PREMIERES CITATIONS SUR LA PHOTO

« Le photographe nous montre l’invisible, en l’habillant de réalité » (Jules PREVOT – 1928)

« Je ne photographie pas ce que je vois, je photographie ce que je pense » (Jules PREVOT après en avoir discuté avec Picasso)

Ces deux phrases sont complémentaires et guident mon travail photographique.

Tout d’abord une première remarque. Je ne parlerai pas de « la » photographie, car c’est pour moi une erreur totale sauf si on parle de technique de reproduction. Il ne viendrait à l’idée à personne de parler en même temps de Picasso et d’un peintre en bâtiment au prétexte qu’ils utilisent tous les deux de la peinture. En utilisant un procédé photographique, on peut faire des œuvres d’art, des photos souvenir, des selfies, de la description d’objets, etc… Vouloir englober tout cela dans un même concept me paraît absurde, je parlerai donc de mon travail photographique, de ce que j’aime faire.

Je ne porterai aucun jugement de valeur sur les différentes formes d’utilisation d’un appareil photo, ce n’est pas mon problème. Mes affirmations ne s’appliquent qu’à mon travail photographique même si à coté je me permets aussi de faire des photos souvenir de mes voyages qui n’ont pas toujours grand chose à voir.

Je ne vois pas l’intérêt de montrer en photo ce qui est, ce que tout le monde peut voir. Autant regarder l’original, ce sera toujours plus riche, plus complexe, plus intéressant que la reproduction et cela évitera de gâcher de l’énergie. J’aime montrer ce que je vois moi et que les autres ne vont pas forcément voir, ce qui est invisible.
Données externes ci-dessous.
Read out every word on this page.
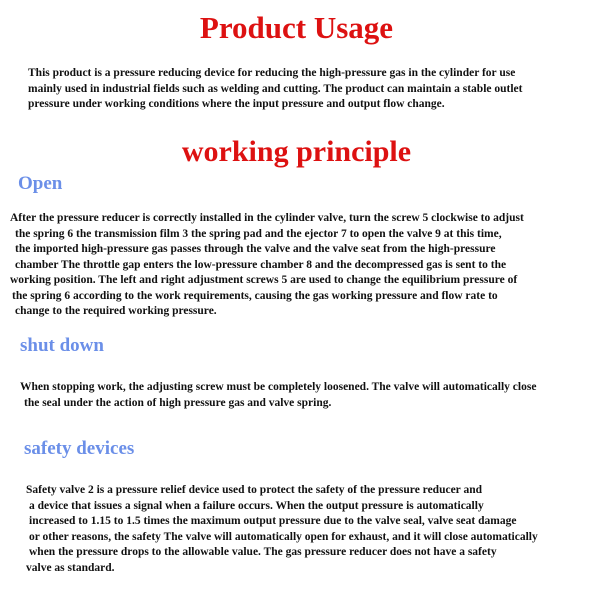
Product Usage
This product is a pressure reducing device for reducing the high-pressure gas in the cylinder for use
mainly used in industrial fields such as welding and cutting. The product can maintain a stable outlet
pressure under working conditions where the input pressure and output flow change.
working principle
Open
After the pressure reducer is correctly installed in the cylinder valve, turn the screw 5 clockwise to adjust
the spring 6 the transmission film 3 the spring pad and the ejector 7 to open the valve 9 at this time,
the imported high-pressure gas passes through the valve and the valve seat from the high-pressure
chamber The throttle gap enters the low-pressure chamber 8 and the decompressed gas is sent to the
working position. The left and right adjustment screws 5 are used to change the equilibrium pressure of
the spring 6 according to the work requirements, causing the gas working pressure and flow rate to
change to the required working pressure.
shut down
When stopping work, the adjusting screw must be completely loosened. The valve will automatically close
the seal under the action of high pressure gas and valve spring.
safety devices
Safety valve 2 is a pressure relief device used to protect the safety of the pressure reducer and
a device that issues a signal when a failure occurs. When the output pressure is automatically
increased to 1.15 to 1.5 times the maximum output pressure due to the valve seal, valve seat damage
or other reasons, the safety The valve will automatically open for exhaust, and it will close automatically
when the pressure drops to the allowable value. The gas pressure reducer does not have a safety
valve as standard.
L’invisible cela recouvre beaucoup de choses. L’invisible peut être lié au fait que je suis à un endroit, à un instant donné et qu’il s’y passe quelque chose qui ne se reproduira pas et que je donne à voir. L’invisible peut être aussi ce que je pense d’un sujet, d’une situation et que je veux partager à l’aide d’images.

Peut être qu’en regardant mes images, vous penserez parfois que je montre la réalité, rien que la réalité. C’est dans ce cas que nous ne nous sommes pas compris.

Illustrons ces propos avec mes photos de joutes. Je n’ai pas cherché à montrer ce que sont les joutes, ce qu’est la technique des joutes, à faire des souvenirs de ce qui s’est passé lors de telle ou telle journée, ce qui a bien sûr une utilité. J’ai voulu montrer ce que l’on ne voit pas et même à plusieurs titres.

Tout d’abord, étant dans la barque au pied des jouteurs, je vois en gros plan ce que seuls les jouteurs et les rameurs peuvent voir. Le spectateur qui est au bord du canal ne voit qu’un plan éloigné, ne peut saisir les détails de l’action, du visage.

De plus, les joutes sont mouvement et donc lorsque l’on regarde, on voit un mouvement. La photo fige un instantané, un regard, une position que l’on ne peut observer quand on voit le mouvement d’ensemble.

Enfin je montre ce que je pense des jouteurs, que ce sont des héros. Je n’ai pas voulu dire ce que sont les jouteurs, j’ai voulu dire que ce sont des héros. Ce n’est pas visible directement, donc j’ai photographié de façon à faire apparaître cet aspect là.Vous avez tout à fait le droit de contester cette affirmation, également de dire que ce n’est pas ce que vous voyez, cela ne change rien à ce que j’ai voulu montrer.

Je montre aussi ce que l’on ne peut ressentir qu’au contact direct des jouteurs, la force, l’intensité, le bruit. Un des plus beaux compliments que j’ai reçu, vient d’un ancien jouteur qui m’a dit: « quand je regarde vos photos, j’entends le bruit des joutes, le bruit de l’eau, le bruit des chocs »

Vous me direz que tout cela, on peut le montrer de plein de façons, par l’écriture, par la peinture… Moi je le fais avec des photos, parce que derrière la photo, il y a une idée bien ancrée dans le public, celle de la réalité. Malgré tout ce que l’on sait sur les montages et trucages photographiques, la photo est assimilée à la réalité, alors que d’autres modes de visualisation semblent plus tournés vers l’imaginaire. J’aime bien cette ambiguïté entre réalité et subjectivité, entre ce que je pense et l’objectivité.

Voilà pourquoi j’aime cette phrase de l’ami Jules. Quant à Picasso, j’ai vu cette phrase bien après avoir apprécié celle de Jules Prévot et je pense qu’elles vont dans le même sens, en tous cas elles se complètent bien.